Pero lo que Lust  muestra no es una visión idílica del sexo ni suavizada por el romanticismo. La directora, confesa fanática del porno, asimiló lo esencial de la cultura del sexo crudo y reformuló la idea a su conveniencia. Lust analiza la pornografía para mujeres no como una reconstrucción del mito erótico (que tal vez no se necesita), sino como una manera de satisfacer esa complejidad sexual femenina. En sus palabras, la búsqueda planteaba algo más profundo: “cuando vi porno por primera vez, había algo en las imágenes que me excitaba, pero también muchas cosas que me molestaban. No me sentía identificada en esas películas. Ni mi estilo de vida, ni mis valores, ni mi sexualidad aparecían por ninguna parte”. Para Lust, la idea sólo tenía una manera de expresarse: la sexualidad femenina asume su frontalidad —el deseo en estado puro— pero también esa necesidad de mezclar todos los matices de ese mundo desigual de lo erótico. E incluso le ha servido para plantear propuestas comerciales, como este trabajo con la marca Ikea.

I Fucking Love Ikea – soon to be part of Xconfessions.com from Erika Lust on Vimeo.

Las películas de Lust, por tanto, no son simples actos de voyerismo. Son pornografía al fin y al cabo, pero también una propuesta donde la historia posee la suficiente profundidad para que el sexo sea una parte del lenguaje y no sólo una muestra de lo evidente, con la intención de englobar ese misterio de la lujuria femenina, de ese sentimiento que se confunde con algo más sustancioso pero que continúa siendo deseo.
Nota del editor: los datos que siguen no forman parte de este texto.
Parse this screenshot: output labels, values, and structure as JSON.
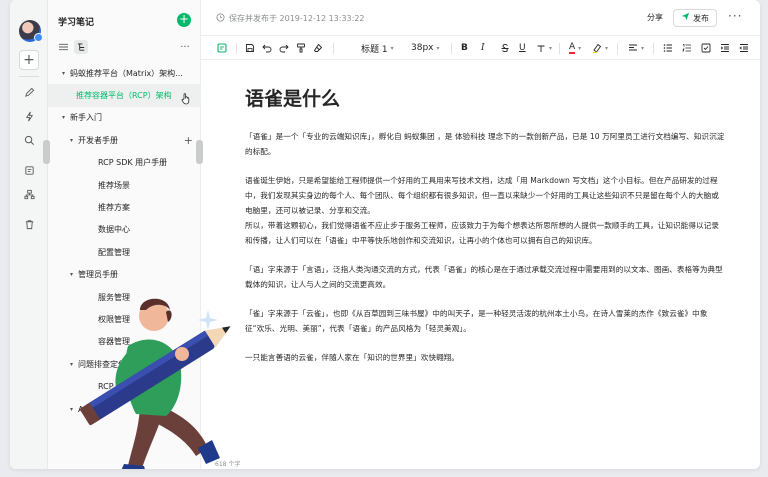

Lust abrió la puerta para otorgar sentido a lo genital: lo porno que muestra el sexo, que disfruta haciéndolo pero que destruye la noción de la mujer como objeto de satisfacción del hombre. Es decir, la reivindicación de lo femenino llegó desde el ángulo más inesperado: una sexualidad agresiva y abierta.

El sexo crudo  abrió el camino y elaboró un nuevo lenguaje de liberación de los géneros y los prejuicios: la batalla de los sexos llevando la lujuria como bandera y, en esa avanzada, una nueva forma de expresión para el placer. Quizás el cine porno para mujeres —hecho por mujeres para un público eminentemente femenino— sea una señal de que la antigua guerra de los sexos dejó de enfrentar al hombre y a la mujer como antagonistas naturales y ahora somos cómplices.